The Stars of Tomorrow
“I met this very strange woman on the beach who'd come up and told me her whole life story. Like, I didn't ask, and she told me this long story about her husband abusing her and all this crap. But the story did not make any sense—so many inconsistencies in what she was saying. After she left, I thought, ‘Man, I'm going to try to do what I did with the ‘Cross-Sound Ferry’ guy and write a song about her.’”
Wack Jack
“That's a nasty breakup song—the relationship ended and didn't go well. You're a little bit stuck on this person, and it lasted a really, really long time, maybe since you were a kid, till you're an adult. I find one of the hardest things to deal with when you get older is to try to lighten things up. Because everything, especially now—the coronavirus and Donald Trump and all that stuff—everything, every day is so apocalyptic. In this context it would be referring to the hold that somebody might have on you, that you kind of wish you could shake it. Maybe you can’t.”
Stars & Rats
“That's about a real moment when I was walking down the street in New York, and I was headed home, and my friend's band’s music was coming out of this bar. And I hadn't heard it in so long. And it was really funny because it was, like, a flash from the past, it was so familiar, you don't really even know what it is at first. And I thought, 'Oh, right.’ I wrote that song about going home, and hearing that and what it sort of made me feel.”
The Other Half
“When I was writing that line [‘behind the window bars as the other half lives on’], I was sitting right here on the third floor of my house with the window. But I was writing about a friend of mine who just can't let a relationship go.
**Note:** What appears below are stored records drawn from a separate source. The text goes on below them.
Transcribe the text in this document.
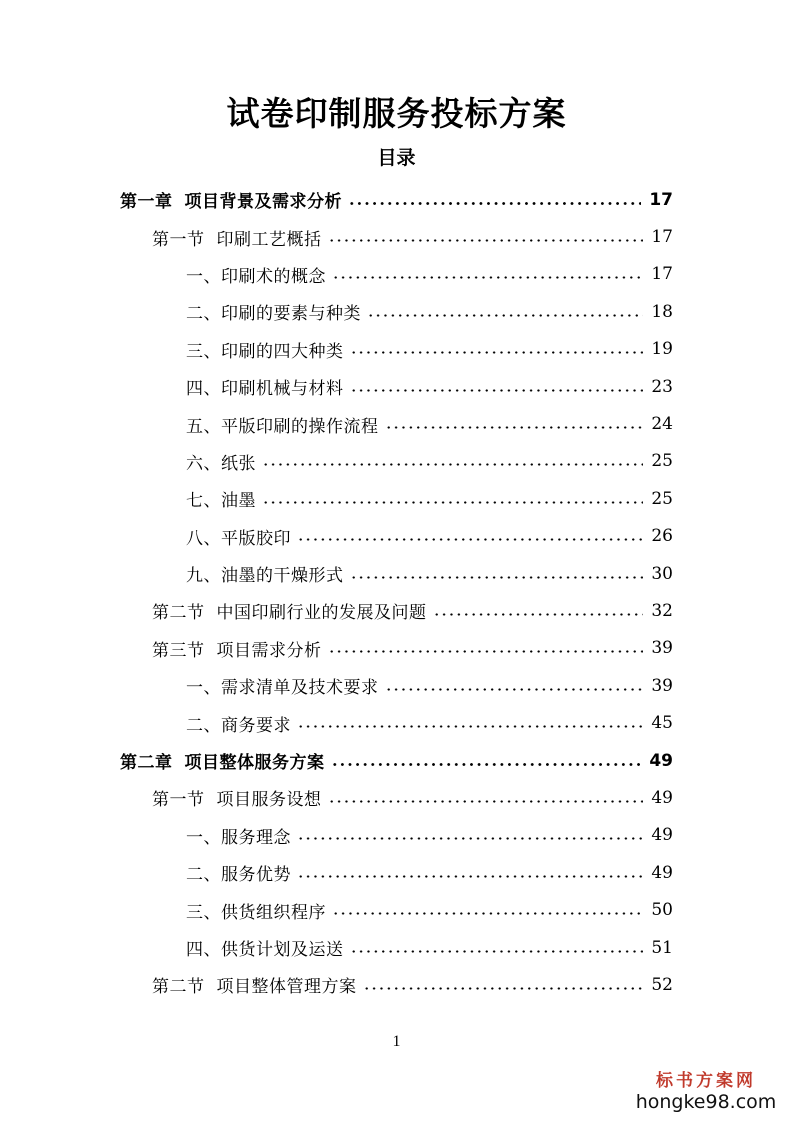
试卷印制服务投标方案
目录
第一章 项目背景及需求分析	17
第一节 印刷工艺概括	17
一、印刷术的概念	17
二、印刷的要素与种类	18
三、印刷的四大种类	19
四、印刷机械与材料	23
五、平版印刷的操作流程	24
六、纸张	25
七、油墨	25
八、平版胶印	26
九、油墨的干燥形式	30
第二节 中国印刷行业的发展及问题	32
第三节 项目需求分析	39
一、需求清单及技术要求	39
二、商务要求	45
第二章 项目整体服务方案	49
第一节 项目服务设想	49
一、服务理念	49
二、服务优势	49
三、供货组织程序	50
四、供货计划及运送	51
第二节 项目整体管理方案	52
1
标书方案网
hongke98.com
And it's kind of like, ‘You know what, man? I think it's time. I think it's time to move on.’ The other half would be the other half of the relationship still living on, when maybe the girl has been gone for five years.”
The Old King
“‘The Old King’ is about a friend who was very successful when we were younger, the kind of person who buys the castle and then lives in it alone. I originally sang that over this other song where the music never made it on the record, but it was like a waltz, a 3/4, very cold-sounding kind of ballad. And I had it that way for probably a year, or maybe even more. And then one day I just heard it and I thought, ‘This is so sad, it's just miserable. There's no uplifting part to it.’ It’s important to not just wallow—I mean, that's boring. So I had my daughters come in and sing, and their voices are so sweet and small. I thought that instantly gave it an uplifting feel. It sounds sort of triumphant at the end, even though it might have a little bit of a melancholy feeling.”